Comment 4 Claude Paroz 2008-10-09 09:46:53 UTC
IMHO this is a bug in the lv.po. Such control chars shouldn't be in the msgstr in the first place. Maybe check with the Last translator...
Comment 5 Rodney Dawes 2008-10-09 14:41:30 UTC
I agree with Claude here. The gettext documentation says to avoid control characters like this. See http://www.gnu.org/software/automake/manual/gettext/Preparing-Strings.html for reference.
Comment 6 Changwoo Ryu 2008-10-09 15:06:53 UTC
Then how about exit with an error when there is such a control character, instead of generating wrong files silently?

Comment 7 André Klapper 2008-10-16 14:53:53 UTC
CC'ing Raivis who was te last Latvian translator - please take a look at this!
Comment 8 Raivis Dejus 2008-10-17 06:09:01 UTC
I removed control characters from Latvian lv.po. It should be ok now.
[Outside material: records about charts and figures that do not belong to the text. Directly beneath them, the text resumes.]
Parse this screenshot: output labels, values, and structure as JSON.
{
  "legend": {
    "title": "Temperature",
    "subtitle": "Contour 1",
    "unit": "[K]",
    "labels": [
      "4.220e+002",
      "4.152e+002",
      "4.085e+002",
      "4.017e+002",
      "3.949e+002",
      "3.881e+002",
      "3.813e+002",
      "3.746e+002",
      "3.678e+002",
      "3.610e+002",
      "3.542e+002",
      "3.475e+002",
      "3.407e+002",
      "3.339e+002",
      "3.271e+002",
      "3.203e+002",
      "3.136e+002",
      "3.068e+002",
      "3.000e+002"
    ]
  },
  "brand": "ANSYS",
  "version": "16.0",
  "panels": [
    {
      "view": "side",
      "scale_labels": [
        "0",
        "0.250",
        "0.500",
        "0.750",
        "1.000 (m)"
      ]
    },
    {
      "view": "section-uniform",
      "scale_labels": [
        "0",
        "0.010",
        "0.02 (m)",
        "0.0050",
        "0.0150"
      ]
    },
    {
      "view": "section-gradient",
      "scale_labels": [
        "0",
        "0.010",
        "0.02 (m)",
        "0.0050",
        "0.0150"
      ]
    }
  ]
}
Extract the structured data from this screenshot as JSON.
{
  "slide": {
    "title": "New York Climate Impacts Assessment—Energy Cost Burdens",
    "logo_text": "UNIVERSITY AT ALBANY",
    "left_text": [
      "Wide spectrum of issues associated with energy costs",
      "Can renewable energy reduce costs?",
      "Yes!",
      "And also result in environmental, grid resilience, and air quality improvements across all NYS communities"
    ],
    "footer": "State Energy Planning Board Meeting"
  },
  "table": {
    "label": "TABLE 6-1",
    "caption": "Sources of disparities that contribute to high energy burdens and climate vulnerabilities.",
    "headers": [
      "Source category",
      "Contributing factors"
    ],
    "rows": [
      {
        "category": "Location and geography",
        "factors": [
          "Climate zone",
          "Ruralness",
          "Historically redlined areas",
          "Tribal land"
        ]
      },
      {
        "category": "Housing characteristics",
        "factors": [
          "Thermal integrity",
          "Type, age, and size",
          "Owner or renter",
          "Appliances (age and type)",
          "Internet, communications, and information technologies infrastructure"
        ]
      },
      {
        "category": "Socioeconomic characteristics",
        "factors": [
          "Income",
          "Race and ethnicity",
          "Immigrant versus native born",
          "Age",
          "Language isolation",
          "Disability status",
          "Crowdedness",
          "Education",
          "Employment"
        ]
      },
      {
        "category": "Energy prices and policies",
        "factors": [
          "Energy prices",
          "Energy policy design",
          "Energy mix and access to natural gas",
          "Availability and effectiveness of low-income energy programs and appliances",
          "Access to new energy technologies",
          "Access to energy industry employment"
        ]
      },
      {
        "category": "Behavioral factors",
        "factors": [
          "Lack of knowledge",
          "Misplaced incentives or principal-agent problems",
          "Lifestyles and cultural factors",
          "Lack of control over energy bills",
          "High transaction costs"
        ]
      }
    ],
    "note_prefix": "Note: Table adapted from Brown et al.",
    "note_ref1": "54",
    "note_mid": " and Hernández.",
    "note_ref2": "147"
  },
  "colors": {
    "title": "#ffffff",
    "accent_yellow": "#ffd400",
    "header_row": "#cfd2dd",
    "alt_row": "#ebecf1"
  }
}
Comment 9 Danilo Segan 2009-04-11 01:41:04 UTC
This is definitely not a bug. GNU gettext uses such characters internally, yet silently produces bad PO files if you try to compile them (i.e. try with \0 or \2, which is, if I am not misremembering, used for msgctxt separation in MO files: you'll get broken MO files as well).
Comment 10 Changwoo Ryu 2009-04-11 09:20:19 UTC
MO file with \0 or \2 does not break other translated messages. But in this case, a single \1 character broke all languages' intltool-merge based translations silently.

It's not intltool's fault, but a simple check by intltool can prevent it.